The family, including seven children, were killed on August 29 in the last US strike during the country’s exit from war-torn nation.
The family, including seven children, were killed on August 29 during the US exit from Afghanistan
The Pentagon made the offer during a virtual meeting on Thursday between under secretary of defense for policy Colin H. Kahl and founder and president of Nutrition & Education International Steven Kwon.
Zemari Ahmadi, the driver killed in the strike, worked for Kwon’s aid organization.
The 43-year-old was behind the wheel of his 1996 Toyota Corolla when the strike was launched.
The amount of the “condolence payment” was not specified, as reported by The New York Times.
The Pentagon also said it was coordinating with the State Department to help the surviving members of the family move to the US in a statement released on Friday.
Head of US Central Command, General Frank McKenzie, previously said the strike was a “mistake” and Ahmadi was not related to Islamic State.

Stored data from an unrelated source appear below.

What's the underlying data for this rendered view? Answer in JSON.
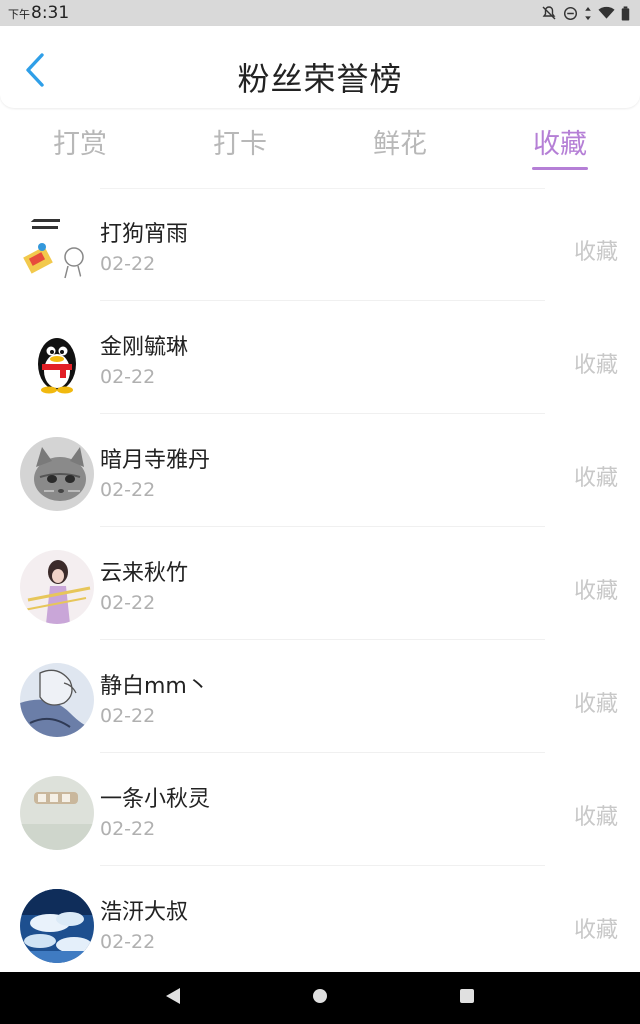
{
  "status_bar": {
    "am_pm": "下午",
    "time": "8:31",
    "icons": [
      "notification-off-icon",
      "do-not-disturb-icon",
      "data-arrows-icon",
      "wifi-icon",
      "battery-icon"
    ]
  },
  "header": {
    "title": "粉丝荣誉榜",
    "back_icon": "chevron-left-icon"
  },
  "tabs": [
    {
      "label": "打赏",
      "active": false
    },
    {
      "label": "打卡",
      "active": false
    },
    {
      "label": "鲜花",
      "active": false
    },
    {
      "label": "收藏",
      "active": true
    }
  ],
  "colors": {
    "accent": "#b57fd6",
    "back_arrow": "#2f9fe8",
    "inactive_tab": "#b8b8b8",
    "date_text": "#b0b0b0",
    "action_text": "#c8c8c8"
  },
  "fans": [
    {
      "name": "打狗宵雨",
      "date": "02-22",
      "action": "收藏",
      "avatar": "meme-sticker-avatar"
    },
    {
      "name": "金刚毓琳",
      "date": "02-22",
      "action": "收藏",
      "avatar": "qq-penguin-avatar"
    },
    {
      "name": "暗月寺雅丹",
      "date": "02-22",
      "action": "收藏",
      "avatar": "kitten-photo-avatar"
    },
    {
      "name": "云来秋竹",
      "date": "02-22",
      "action": "收藏",
      "avatar": "girl-photo-avatar"
    },
    {
      "name": "静白mm丶",
      "date": "02-22",
      "action": "收藏",
      "avatar": "sketch-illustration-avatar"
    },
    {
      "name": "一条小秋灵",
      "date": "02-22",
      "action": "收藏",
      "avatar": "pale-photo-avatar"
    },
    {
      "name": "浩汧大叔",
      "date": "02-22",
      "action": "收藏",
      "avatar": "sky-clouds-avatar"
    }
  ],
  "nav_bar": {
    "icons": [
      "back-triangle-icon",
      "home-circle-icon",
      "recents-square-icon"
    ]
  }
}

“It was a mistake and I offer my sincere apology,” McKenzie said.
A drone had observed men loading explosives into a vehicle.
In fact, victim Zemari Ahmadi had been piling the car with jugs of water.
The drone attack’s force set off a large secondary explosion, which officials originally claimed was evidence the car was indeed carrying explosives.
However, an investigation determined the blast was likely a propane tank in the driveway.